« Malgré les progrès technologiques, de nombreuses innovations scientifiques ne se concrétisent pas faute de matériel abordable et personnalisable, explique François Grey, professeur à l’Université de Genève et coordinateur de Citizen Cyberlab, un partenariat entre le CERN, l’Institut des Nations Unies pour la formation et la recherche (UNITAR), et l’Université de Genève – qui a co-organisé l’atelier GOSH! 2016. « Cette pénurie de matériel scientifique accessible est particulièrement gênante pour les groupes scientifiques d’initiative citoyenne ou les organisations humanitaires qui ne disposent pas des mêmes moyens qu’un institut correctement financé. » Accéder librement au matériel scientifique permettrait en effet de limiter les coûts liés à l’instrumentation et d’élargir le cercle des utilisateurs, tout en facilitant la réutilisation et l'adaptabilité.
Si la question du matériel libre en général fait l’objet de discussions dans le monde entier depuis plus de 5 ans dans le cadre d’initiatives telles que l’Open Source Hardware Association ou de projets inédits du CERN comme le Répertoire du matériel libre et la licence de matériel libre, GOSH! est la première réunion du genre portant spécifiquement sur le matériel open source pour la science. Une cinquantaine de personnes, dont des utilisateurs et des développeurs de matériel libre de divers domaines scientifiques, mais aussi des juristes et économistes spécialistes du sujet, étaient rassemblées à IdeaSquare. Objectif : créer, à partir de groupes dispersés, une communauté cohésive et autonome de premiers utilisateurs, et préparer le futur.
Plus précisément, la réunion GOSH! avait deux buts : « Nous avons rassemblé scientifiques et développeurs d’outils open source issus de disciplines très variées, telles que la biologie synthétique, les détecteurs de rayons cosmiques ou l’enseignement des neurosciences, indique Jenny Molloy, co-organisatrice GOSH! de l’Université de Cambridge. De cette façon, ils ont pu voir comment chacun s’attaque au défi d’un accès plus large au matériel. »
Le deuxième but de GOSH! était d'examiner les futurs grands défis que les membres de la communauté du matériel de science ouverte doivent relever afin d’établir une feuille de route commune, de promouvoir le mouvement et, en définitive, d’encourager une évolution sociale vers l’ouverture au sein de leurs groupes ou institutions. Parmi les nombreuses questions qui doivent être résolues figurent les aspects juridiques – comment protéger la création de matériel open source ? – ainsi que des problèmes d’ordre économique.

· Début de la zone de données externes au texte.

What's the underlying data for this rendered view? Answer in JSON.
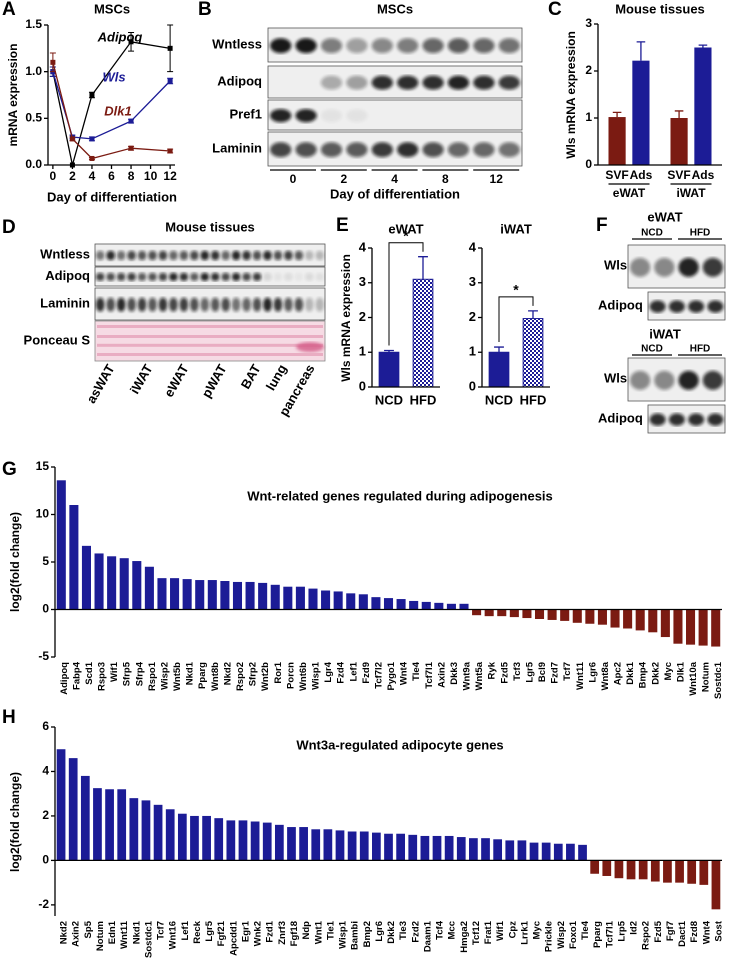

Il est en effet essentiel d’examiner toutes les solutions commerciales qui permettraient d’inscrire durablement dans le temps le mouvement. Les discussions sur la viabilité économique du marché de l’open source se sont concentrées sur deux aspects : premièrement, comme le matériel open source permet de réduire considérablement les obstacles à son accès pour les fabricants, de nouveaux marchés peuvent voir le jour, en particulier dans les environnements manquant de ressources. Deuxièmement, commercialiser un produit issu d’un matériel open source n’est pas contradictoire. Les consommateurs en retirent également des avantages importants : « "Libre " ne signifie pas que l’on doive concevoir et construire tout en laboratoire en partant de rien, souligne Javier Serrano, ingénieur au CERN et créateur du Répertoire du matériel libre (Open Hardware Repository), qui a prononcé le discours d’ouverture de la réunion. Au contraire, le fait de pouvoir obtenir des détails précis sur un modèle de matériel libre devrait être une garantie de fiabilité et de reproductibilité, davantage de personnes travaillant dessus. La commercialisation de modèles libres donne aux chercheurs le choix d’acheter le matériel tout prêt ou en kit, et de le modifier ensuite si nécessaire, ce qui permet de réduire les doublons », explique Javier.
Outre les économies réalisées et les divers flux de recettes générés, il existe au moins un autre avantage inestimable lié au matériel open source : la confiance dans la science. « Le fait d’être entièrement libre d’utiliser les instruments, les méthodes et les données qui s’y rapportent est un argument solide pour faire confiance aux résultats scientifiques. Par exemple, le projet Safecast, un système open source de surveillance des rayonnements, est devenu une référence pour suivre les radiations après la catastrophe de Fukushima ; cela a même été reconnu par le gouvernement japonais », conclut François Grey.